(Phys.org) —In the early morning hours of Aug.13, Lawrence Livermore's National Ignition Facility (NIF) focused all 192 of its ultra-powerful laser beams on a tiny deuterium-tritium filled capsule. In the nanoseconds that followed, the capsule imploded and released a neutron yield of nearly 3x1015, or approximately 8,000 joules of neutron energy—approximately three times NIF's previous neutron yield record for cryogenic implosions.
The primary mission of NIF is to provide experimental insight and data for the National Nuclear Security Administration's science-based stockpile stewardship program. The experiment attained conditions not observed since the days of underground nuclear weapons testing and represents an important milestone in the continuing demonstration that the stockpile can be kept safe, secure and reliable without a return to testing.
This newest accomplishment provides an important benchmark for the program's computer simulation tools, and represents a step along the "path forward" for ignition delivered by the NNSA to Congress in December 2012.
Early calculations show that fusion reactions in the hot plasma started to self-heat the burning core and enhanced the yield by nearly 50 percent, pushing close to the margins of alpha burn, where the fusion reactions dominate the process.
"The yield was significantly greater than the energy deposited in the hot spot by the implosion," said Ed Moses, principle associate director for NIF and Photon Science. "This represents an important advance in establishing a self-sustaining burning target, the next critical step on the path to fusion ignition on NIF."
The experiment was designed to resist breakup of the high velocity imploding ablator (shell of the target capsule) that has degraded the performance of previous experiments by lowering compression of the target. To create this resistance, the laser power is turned up during the picket that occurs at the beginning of the laser pulse. This raises the radiation temperature in the foot or trough period of the pulse (hence the name "high-foot" pulse), increasing the stability of the ablator but reducing compression later in the implosion.
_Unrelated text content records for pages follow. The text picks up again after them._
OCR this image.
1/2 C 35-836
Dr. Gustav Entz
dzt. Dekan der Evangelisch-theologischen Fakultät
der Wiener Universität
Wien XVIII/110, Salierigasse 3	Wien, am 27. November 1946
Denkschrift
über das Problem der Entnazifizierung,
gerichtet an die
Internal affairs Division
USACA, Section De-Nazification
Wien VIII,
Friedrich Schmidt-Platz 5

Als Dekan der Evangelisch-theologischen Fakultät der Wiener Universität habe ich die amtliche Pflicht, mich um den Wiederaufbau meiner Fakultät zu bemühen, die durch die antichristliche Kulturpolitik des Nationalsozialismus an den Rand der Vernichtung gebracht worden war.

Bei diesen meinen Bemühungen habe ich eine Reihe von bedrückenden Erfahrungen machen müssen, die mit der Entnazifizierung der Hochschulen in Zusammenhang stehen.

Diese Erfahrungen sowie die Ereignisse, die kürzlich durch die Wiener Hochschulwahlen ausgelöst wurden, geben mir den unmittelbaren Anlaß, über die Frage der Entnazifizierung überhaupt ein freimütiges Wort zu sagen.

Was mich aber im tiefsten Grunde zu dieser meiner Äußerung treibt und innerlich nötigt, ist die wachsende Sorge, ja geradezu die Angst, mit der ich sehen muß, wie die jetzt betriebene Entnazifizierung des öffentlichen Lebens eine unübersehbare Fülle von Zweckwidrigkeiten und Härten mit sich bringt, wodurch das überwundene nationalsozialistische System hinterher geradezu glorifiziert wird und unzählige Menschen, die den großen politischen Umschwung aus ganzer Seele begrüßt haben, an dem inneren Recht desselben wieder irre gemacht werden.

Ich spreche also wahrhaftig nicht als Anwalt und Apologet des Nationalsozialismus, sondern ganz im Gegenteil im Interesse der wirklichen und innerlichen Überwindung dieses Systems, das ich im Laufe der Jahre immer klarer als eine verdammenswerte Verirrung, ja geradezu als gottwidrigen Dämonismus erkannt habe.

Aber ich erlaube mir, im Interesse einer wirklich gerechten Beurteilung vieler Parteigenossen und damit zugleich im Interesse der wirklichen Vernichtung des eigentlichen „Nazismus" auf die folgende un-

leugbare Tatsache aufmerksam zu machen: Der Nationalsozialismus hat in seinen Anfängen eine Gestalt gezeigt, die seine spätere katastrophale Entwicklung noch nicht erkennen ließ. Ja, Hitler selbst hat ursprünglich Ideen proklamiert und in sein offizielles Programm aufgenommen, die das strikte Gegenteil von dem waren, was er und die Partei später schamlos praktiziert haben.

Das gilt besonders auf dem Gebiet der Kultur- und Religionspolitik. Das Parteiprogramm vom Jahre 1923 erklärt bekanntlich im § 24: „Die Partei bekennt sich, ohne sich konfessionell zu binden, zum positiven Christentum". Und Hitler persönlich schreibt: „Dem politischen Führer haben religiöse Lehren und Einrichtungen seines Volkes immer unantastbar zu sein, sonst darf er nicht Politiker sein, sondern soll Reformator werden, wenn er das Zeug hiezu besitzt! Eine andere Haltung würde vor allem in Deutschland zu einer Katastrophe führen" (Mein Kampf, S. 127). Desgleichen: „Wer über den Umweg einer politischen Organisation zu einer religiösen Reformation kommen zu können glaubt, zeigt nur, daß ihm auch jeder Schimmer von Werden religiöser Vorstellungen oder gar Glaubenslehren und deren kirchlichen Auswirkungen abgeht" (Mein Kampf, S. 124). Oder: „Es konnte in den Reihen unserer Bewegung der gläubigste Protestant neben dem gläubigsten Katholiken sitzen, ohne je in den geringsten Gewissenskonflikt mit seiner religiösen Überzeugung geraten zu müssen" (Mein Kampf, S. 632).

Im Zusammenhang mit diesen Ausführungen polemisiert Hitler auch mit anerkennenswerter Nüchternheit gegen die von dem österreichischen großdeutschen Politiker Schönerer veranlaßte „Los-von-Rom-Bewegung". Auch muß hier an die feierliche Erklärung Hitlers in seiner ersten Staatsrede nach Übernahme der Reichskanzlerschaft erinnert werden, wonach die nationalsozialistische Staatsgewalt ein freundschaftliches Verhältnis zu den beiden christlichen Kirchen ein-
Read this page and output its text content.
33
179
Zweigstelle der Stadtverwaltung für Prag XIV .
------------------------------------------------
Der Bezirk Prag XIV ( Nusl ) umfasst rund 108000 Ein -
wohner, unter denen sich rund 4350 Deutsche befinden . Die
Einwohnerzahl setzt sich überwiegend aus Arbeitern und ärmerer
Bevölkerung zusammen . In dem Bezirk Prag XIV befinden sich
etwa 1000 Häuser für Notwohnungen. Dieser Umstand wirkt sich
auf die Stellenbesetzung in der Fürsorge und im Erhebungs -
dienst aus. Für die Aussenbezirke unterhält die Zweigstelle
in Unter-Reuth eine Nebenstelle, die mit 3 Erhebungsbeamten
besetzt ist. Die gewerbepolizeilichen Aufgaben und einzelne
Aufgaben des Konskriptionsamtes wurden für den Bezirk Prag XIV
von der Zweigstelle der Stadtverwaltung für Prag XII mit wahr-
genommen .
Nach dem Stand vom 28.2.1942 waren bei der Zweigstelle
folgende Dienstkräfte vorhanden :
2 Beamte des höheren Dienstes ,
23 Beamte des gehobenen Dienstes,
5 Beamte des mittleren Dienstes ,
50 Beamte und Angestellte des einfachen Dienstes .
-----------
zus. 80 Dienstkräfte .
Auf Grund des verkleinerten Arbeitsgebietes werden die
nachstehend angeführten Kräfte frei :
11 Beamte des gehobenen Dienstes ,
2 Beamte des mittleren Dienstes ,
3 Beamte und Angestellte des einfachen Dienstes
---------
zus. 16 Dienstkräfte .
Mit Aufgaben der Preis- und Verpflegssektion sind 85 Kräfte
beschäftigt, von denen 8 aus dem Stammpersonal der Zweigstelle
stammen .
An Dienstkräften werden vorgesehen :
The high-foot campaign was born after systematically exploring possible causes for the shell breakup observed in a series of lower foot, more compressed experiments, and developing hypotheses for how to address the issue.
"In the spirit of what Livermore is good at, this work was born out of the fierce competition of ideas of how to fix the problem, but then coming together as a team to move the best ideas forward," said Omar Hurricane, lead scientist on the campaign. "In this particular experiment, we intentionally lowered the goal in order to gain control and learn more about what Mother Nature is doing. The results were remarkably close to simulations and have provided an important tool for understanding and improving performance."
These promising returns were the result of a laser experiment that delivered 1.7 megajoules (MJ or million joules) of ultraviolet light at 350 terawatts (TW or trillion watts) of peak power. NIF is the world's largest and most energetic laser system, which has already pushed past its design specifications of 1.8 MJ and 500 TW, leaving headroom for more exploration of this idea. The campaign is the product of a strong collaboration between LLNL's NIF and Photon Science and Weapons and Complex Integration directorates.
Moses expressed his gratitude to the team of designers and experimentalists. "Much thanks to the many who seamlessly integrated their capabilities in order to field this experimental campaign," he said. "It's hard not to feel encouraged by the progress we've made with great new and planned diagnostic capabilities, promising results with high-foot experiments, a team that is working extremely well together and a go forward plan that, by and large, is well supported by the community."